Page MenuHomePhabricator

Fix ‎very slow performance of Gadget-Cat-a-lot.js
Open, Needs TriagePublic

Assigned To
Authored By
Zache
Sep 23 2024, 5:25 AM
Referenced Files
F57660031: image.png
Oct 30 2024, 4:47 PM
Tokens
"Love" token, awarded by waldyrious."Like" token, awarded by Yann."Like" token, awarded by Prototyperspective.

Description

Originally Cat-a-lot.js made submitted all edits parallel. This caused spikes which caused outages (see T370304). Fix for that was to add 1s delay between edits which made tool very slow.

Basic idea of Cat-a-lot is that user can select files in category view and then add, remove or move them in categories. Usage profile is that mostly users are usually selecting some files (in category view there is max 200 files) and then move them. However, in edge cases user could also do thousands edits per minute with average of 16 successful edits per second.

Proposed fix for this is to limit the concurrent edits to 5 and if maxlag is higher than 1.5s then limit it to 1. This would allow reasonable fast user experience when there is no high load and prevent choking the system with large automated edit streaks.

Example code

Event Timeline

I suggest starting with a lower number of concurrent edits (let's say two) and then bump it up slowly while we are monitoring the databases.

We can do so, but just as a note.

Based on the edits in the revision table, SDC bots continuously perform edits at a higher rate than two concurrent edits without any issues, and their total edit rate is multiple times higher than what was observed with Cat-a-lot. The system was able also to handle short bursts of 200 simultaneous edits (ie. "select all" and then "add/remove cats"), and if that had been a problem, it would have been noticed more frequently.

Based on edits that caused the problems in August was an editing spike with Cat-a-lot, which was five times larger than the daily baseline from Cat-a-lot (180k edits as total in that day), overwhelming Commons. However, SDC bots can do over 500k edits per day with high as 1M as combined total on Commons per day, so the number of edits itself was not the issue. The problem was that Cat-a-lot was coded to continuously make requests as fast as possible over an extended period of time. Most likely, any limit would prevent this, and a higher limit, even more than 5, would not cause any issues.

The biggest difference between Cat-A-Lot and SDC is that CAL makes edits that trigger more locks. They lock rows in category table to update number of members (both removal and additions) and they deadlock or cause lock contention.

just FYI, plan is to move this version to in use at next monday with two concurrent edits.

Changelog to current version

  • Update Cat-a-lot to use libAPI for editing to manage number of parallel edits.
  • Fixing the Special:Search selection user interface
  • Fixing the incorrect dialog height bug

Just as a update, update is live now.

@Ladsgroup, if there is no problems how we should handle the gradual increasing of the number of parallel edits? Ie. would it be too fast just to increase it with 1 per week until the number parallel writes is 5?
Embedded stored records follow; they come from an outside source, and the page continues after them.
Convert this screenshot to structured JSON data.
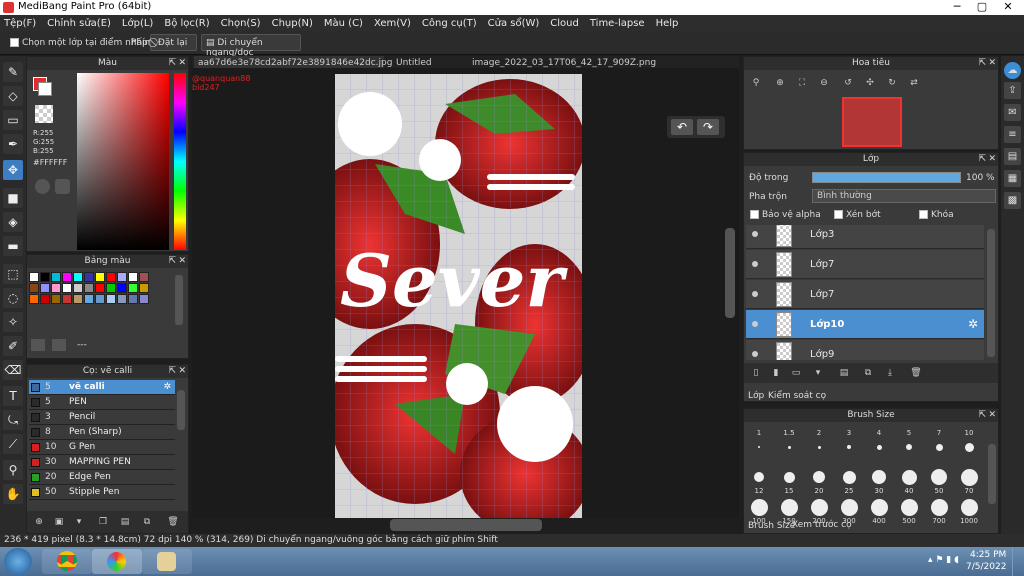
{
  "app": {
    "title": "MediBang Paint Pro (64bit)"
  },
  "menu": [
    "Tệp(F)",
    "Chỉnh sửa(E)",
    "Lớp(L)",
    "Bộ lọc(R)",
    "Chọn(S)",
    "Chụp(N)",
    "Màu (C)",
    "Xem(V)",
    "Công cụ(T)",
    "Cửa sổ(W)",
    "Cloud",
    "Time-lapse",
    "Help"
  ],
  "toolopts": {
    "select_layer_label": "Chọn một lớp tại điểm nhấp",
    "shortcut_label": "Phím",
    "reset_label": "Đặt lại",
    "move_label": "Di chuyển ngang/dọc"
  },
  "color": {
    "title": "Màu",
    "r": "R:255",
    "g": "G:255",
    "b": "B:255",
    "hex": "#FFFFFF",
    "fg": "#ffffff",
    "bg": "#e52b2b"
  },
  "palette": {
    "title": "Bảng màu",
    "note": "---"
  },
  "brush_panel": {
    "title": "Cọ: vẽ calli",
    "items": [
      {
        "size": "5",
        "name": "vẽ calli",
        "color": "#3b6aa0",
        "selected": true
      },
      {
        "size": "5",
        "name": "PEN",
        "color": "#2a2a2a"
      },
      {
        "size": "3",
        "name": "Pencil",
        "color": "#2a2a2a"
      },
      {
        "size": "8",
        "name": "Pen (Sharp)",
        "color": "#2a2a2a"
      },
      {
        "size": "10",
        "name": "G Pen",
        "color": "#d42020"
      },
      {
        "size": "30",
        "name": "MAPPING PEN",
        "color": "#d42020"
      },
      {
        "size": "20",
        "name": "Edge Pen",
        "color": "#28a028"
      },
      {
        "size": "50",
        "name": "Stipple Pen",
        "color": "#e0c020"
      }
    ]
  },
  "tabs": [
    "aa67d6e3e78cd2abf72e3891846e42dc.jpg",
    "Untitled",
    "image_2022_03_17T06_42_17_909Z.png"
  ],
  "canvas": {
    "watermark1": "@quanquan88",
    "watermark2": "bld247",
    "lettering": "Sever"
  },
  "navigator": {
    "title": "Hoa tiêu"
  },
  "layers": {
    "title": "Lớp",
    "opacity_label": "Độ trong",
    "opacity_value": "100 %",
    "blend_label": "Pha trộn",
    "blend_value": "Bình thường",
    "protect_alpha": "Bảo vệ alpha",
    "clip": "Xén bớt",
    "lock": "Khóa",
    "items": [
      {
        "name": "Lớp3"
      },
      {
        "name": "Lớp7"
      },
      {
        "name": "Lớp7"
      },
      {
        "name": "Lớp10",
        "selected": true
      },
      {
        "name": "Lớp9"
      }
    ],
    "tab_layer": "Lớp",
    "tab_brush_control": "Kiểm soát cọ"
  },
  "brush_size": {
    "title": "Brush Size",
    "sizes": [
      "1",
      "1.5",
      "2",
      "3",
      "4",
      "5",
      "7",
      "10",
      "12",
      "15",
      "20",
      "25",
      "30",
      "40",
      "50",
      "70",
      "100",
      "150",
      "200",
      "300",
      "400",
      "500",
      "700",
      "1000"
    ],
    "tab_size": "Brush Size",
    "tab_preview": "Xem trước cọ"
  },
  "status": {
    "text": "236 * 419 pixel  (8.3 * 14.8cm)  72 dpi  140 %  (314, 269)  Di chuyển ngang/vuông góc bằng cách giữ phím Shift"
  },
  "taskbar": {
    "time": "4:25 PM",
    "date": "7/5/2022"
  }
}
Also as another idea, in meanwhile I will try to add some integration with QuickCategories so Cat-a-lot user could offload large edits batches to it instead of doing them inside cat-a-lot.

Just as a update, update is live now.

@Ladsgroup, if there is no problems how we should handle the gradual increasing of the number of parallel edits? Ie. would it be too fast just to increase it with 1 per week until the number parallel writes is 5?

Let's wait a bit and see how it goes.

Also as another idea, in meanwhile I will try to add some integration with QuickCategories so Cat-a-lot user could offload large edits batches to it instead of doing them inside cat-a-lot.

That'd be amazing. If we can get this out the door, that'd be awesome. Specially, if you can just dump the work on QC instead.

Based on edit numbers there is nothing suspicious in cat-a-lot edits in Wikimedia Commons.

Ie. there were 2000 edits from cat-a-lot in 2024-10-29 23:00 - 2024-10-29 24:00 (server database time).

No suspicious peaks in editing per minute stats. Editing speed has been about 1-2 edit per seconds max as total.

There is peak in category changes in Wikimedia Commons between 2024-10-29 23:00 - 2024-10-29 24:00 so it could be possible cause though.

There was mass reverting of bot edits done by reguest in admin noticeboard. It was done by using some mass reverting tool as system tagged edits as rollback by non admin user who was added temporarily to noratelimit user group for the task. This caused 35k edits and 60k category changes in hour. Level is similar than edit numbers by cat-a-lot which caused problems.

Thanks for the investigation! 35K edits in an hour is a lot. It didn't cause issues but it is close. T365303: Move update of category members count to CategoryMembershipChangeJob really should happen soon. I try to ask for some people's time on this.